« Le métier de vétérinaire rural a changé : les femmes y ont toute leur place »
Mercredi 29 Septembre 2021 Vie de la profession 41563Pour notre confrère Christophe Brard, les difficultés que connaît la profession actuellement ne sont pas inhérentes à la féminisation.
Analyse
Contrairement aux idées reçues, le monde rural s'ouvre de plus en plus à la féminisation. C'est en tout cas le point de vue de notre confrère Christophe Brard, président de la SNGTV*, pour qui revenir à un sex ratio plus équilibré ne résoudra cependant pas les défis auxquels est confrontée la profession actuellement.
■La Dépêche Vétérinaire : La question de l'érosion des vocations vétérinaires chez les hommes est-elle un sujet qui vous préoccupe pour l'exercice en productions animales ?
Christophe Brard, président de la SNGTV* : L'érosion de la part des hommes au sein de la profession n'est pas un sujet sur lequel les organisations professionnelles vétérinaires se sont investies. Nous ne l'abordons ni au niveau des réunions professionnelles, ni dans nos discussions avec les écoles. Le sex ratio dans la profession n'engendre pas les problèmes que nous connaissons, notamment en termes de maillage territorial.
Le fait que les femmes soient surreprésentées chez les vétérinaires n'est de toute façon pas typique à la profession, ni même à la France.
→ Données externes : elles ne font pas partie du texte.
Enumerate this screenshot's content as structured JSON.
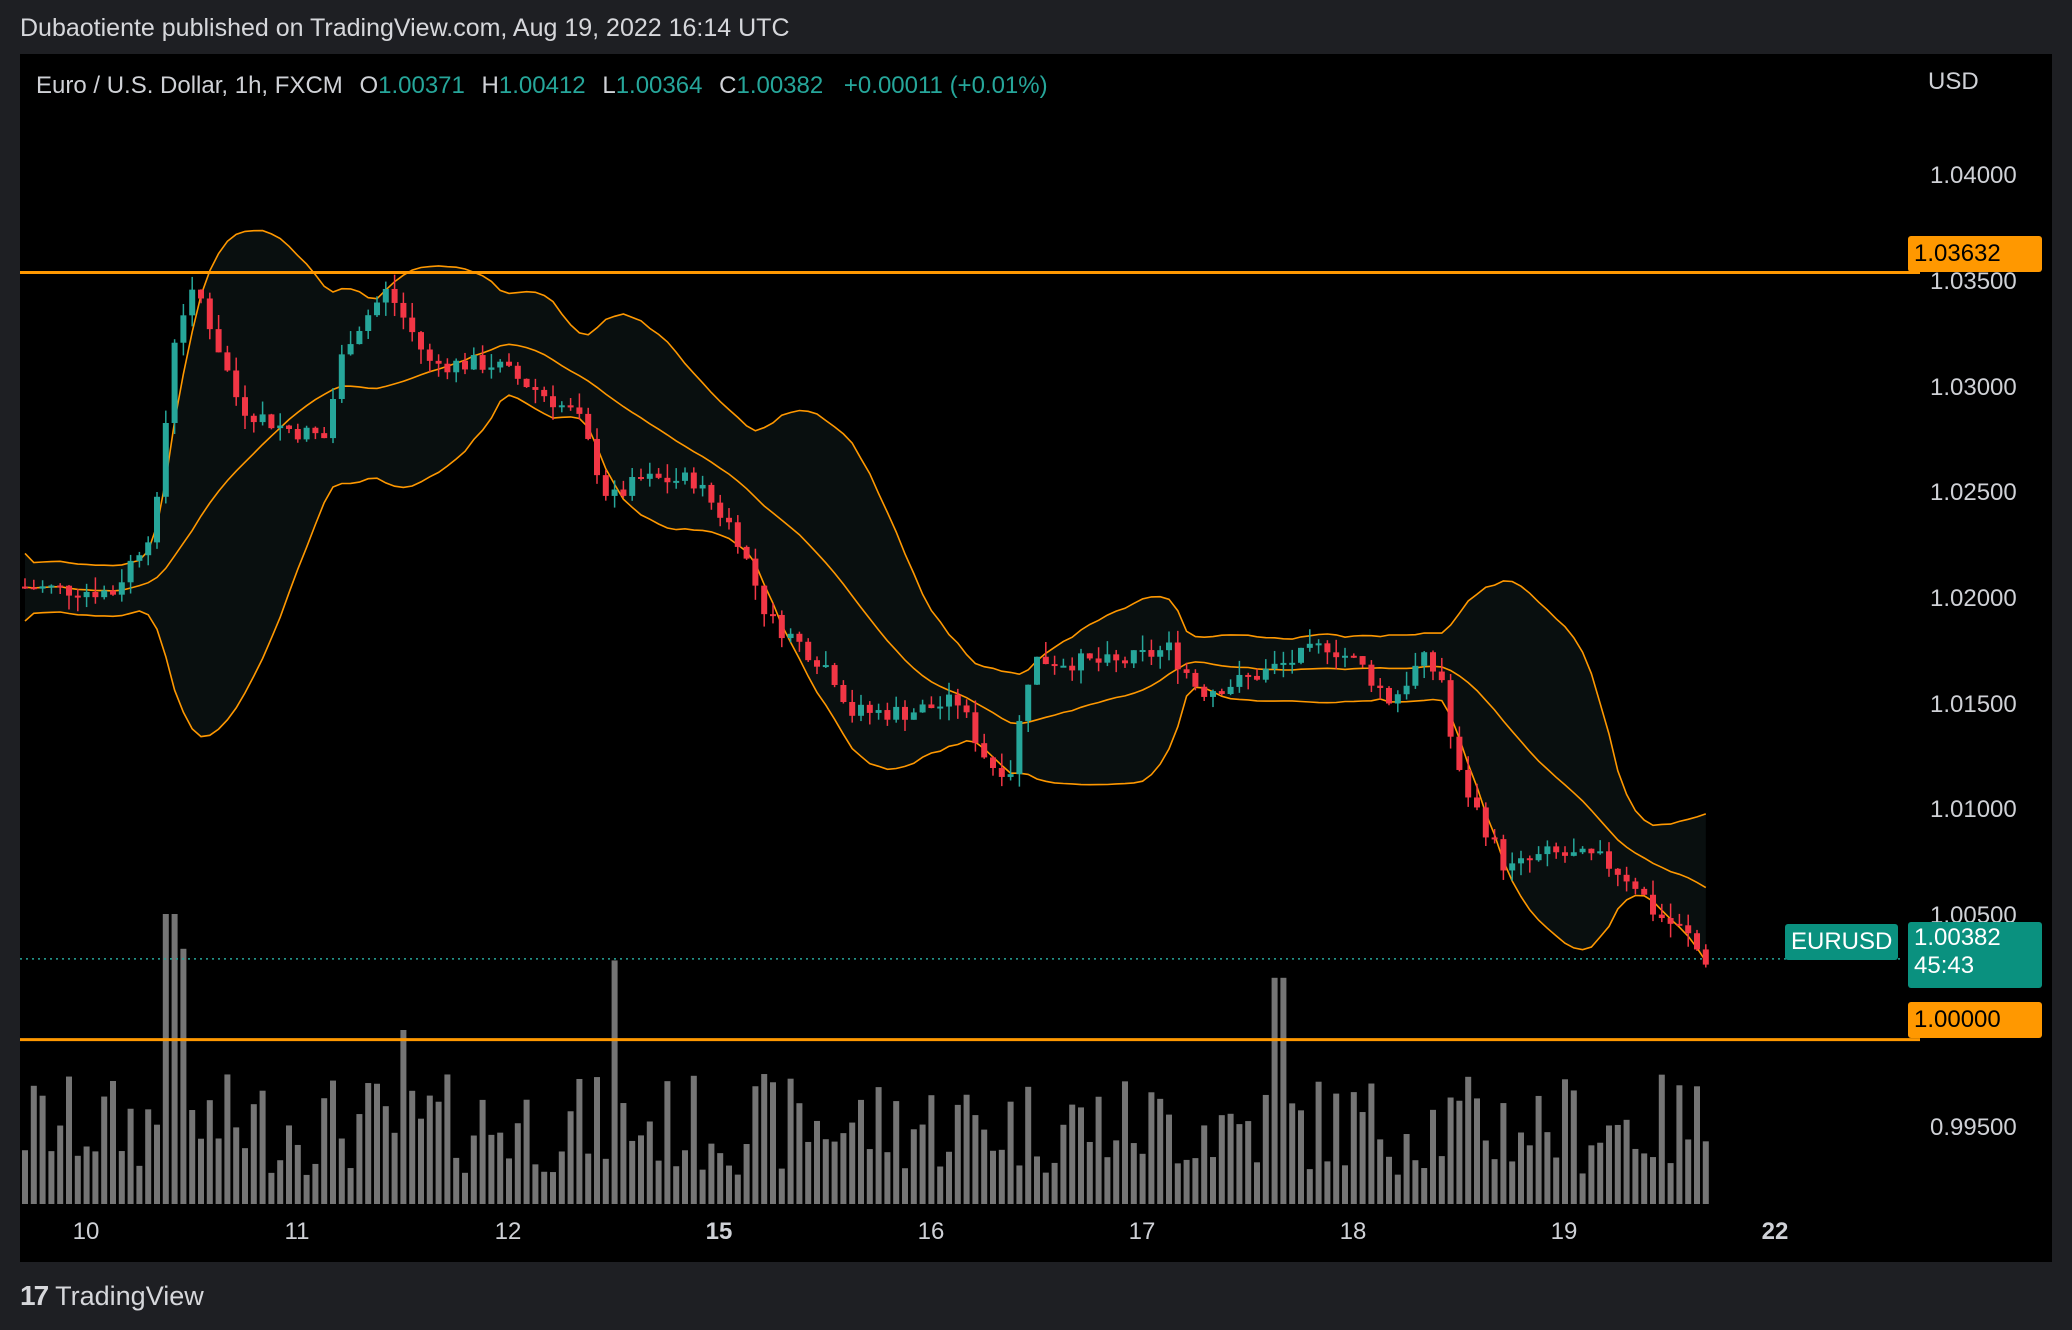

La question de fond relève plutôt de l'attractivité du métier et du décalage entre la vision qu'en ont les jeunes et la réalité, surtout en zones péri-urbaines et dans certaines zones rurales. Le sujet est d'objectiver le pourquoi et le poids de chaque facteur : qui renonce et pourquoi ? La corrélation avec la féminisation est-elle apparente ou réelle ?
■D.V. :Quels problèmes professionnels pourraient bénéficier d'un retour à unsex ratioplus équilibré ?
C.B. : Comme je viens de le dire, les difficultés que connaît notre profession actuellement ne sont pas inhérentes à la féminisation. Nous n'avons pas de données suffisantes pour affirmer qu'il s'agit de l'un des problèmes auxquels nous sommes confrontés.
Un grand nombre de confrères quitte la profession avant 40 ans, pour plusieurs raisons et notamment ce décalage ressenti entre ce qu'ils attendaient du métier et sa réalité. Le sujet de l'attractivité des zones rurales ou des filières animales est un facteur majeur à considérer.
Plus qu'une question de sexe, c'est une question générationnelle et d'équilibre souhaité entre vie personnelle et professionnelle. De ce fait, il y a des vétérinaires formés qui ne vont jamais exercer et d'autres qui arrêtent très tôt, d'autres encore exercent à temps partiel ou en salariat, ce qui augmente la tension en termes de ressources humaines nécessaires, avec de grandes difficultés de recrutement dans toutes les entreprises vétérinaires.
La résultante est le renoncement aux productions animales, plus consommatrices de temps vétérinaire, qui entraîne un déficit numérique dans de nombreuses régions.
■ D.V. : La pratique vétérinaire en productions animales a-t-elle évolué avec la féminisation croissante de la profession et la considérez-vous comme un facteur limitant au sein de la SNGTV ?
C.B. : Non, la féminisation n'est pas un problème en productions animales. Le métier a changé avec de moins en moins d'actes, des actes moins physiques, un travail plus centré sur les suivis de fécondité, les plans de maîtrise sanitaire en élevage, etc.
A part quelques éleveurs encore récalcitrants à voir une femme vétérinaire effectuer un vêlage, la majorité de nos clients ont bien accepté cette féminisation et en sont même contents. C'est sans doute aujourd'hui un lieu commun que de dire que, dans le monde agricole, vétérinaire est un métier d'hommes. Avec les femmes, cela se passe tout aussi bien.
Du reste, je ne suis pas sûr que demain une discrimination positive basée sur le sexe aurait des effets positifs. En tout cas, cela ne changerait rien aux problématiques citées plus haut.
■ D.V. : Comment voyez-vous l'évolution du métier en productions animales si lesex ratione change pas ?
C.B. : L'évolution sera la même qu'il y ait plus d'hommes ou pas. Les vétérinaires font davantage carrière dans le salariat, changent de poste, de région. Notre métier est devenu un métier de services et le statut du vétérinaire a changé.
Pour ses clients, il est devenu un prestataire de services au même titre que les autres intervenant en élevage. La technicité des éleveurs a progressé et leurs attentes en matière de qualité des services rendus sont légitimes. Il appartient à notre profession d'être au rendez-vous de ces attentes. ■
* SNGTV : Société nationale des groupements techniques vétérinaires.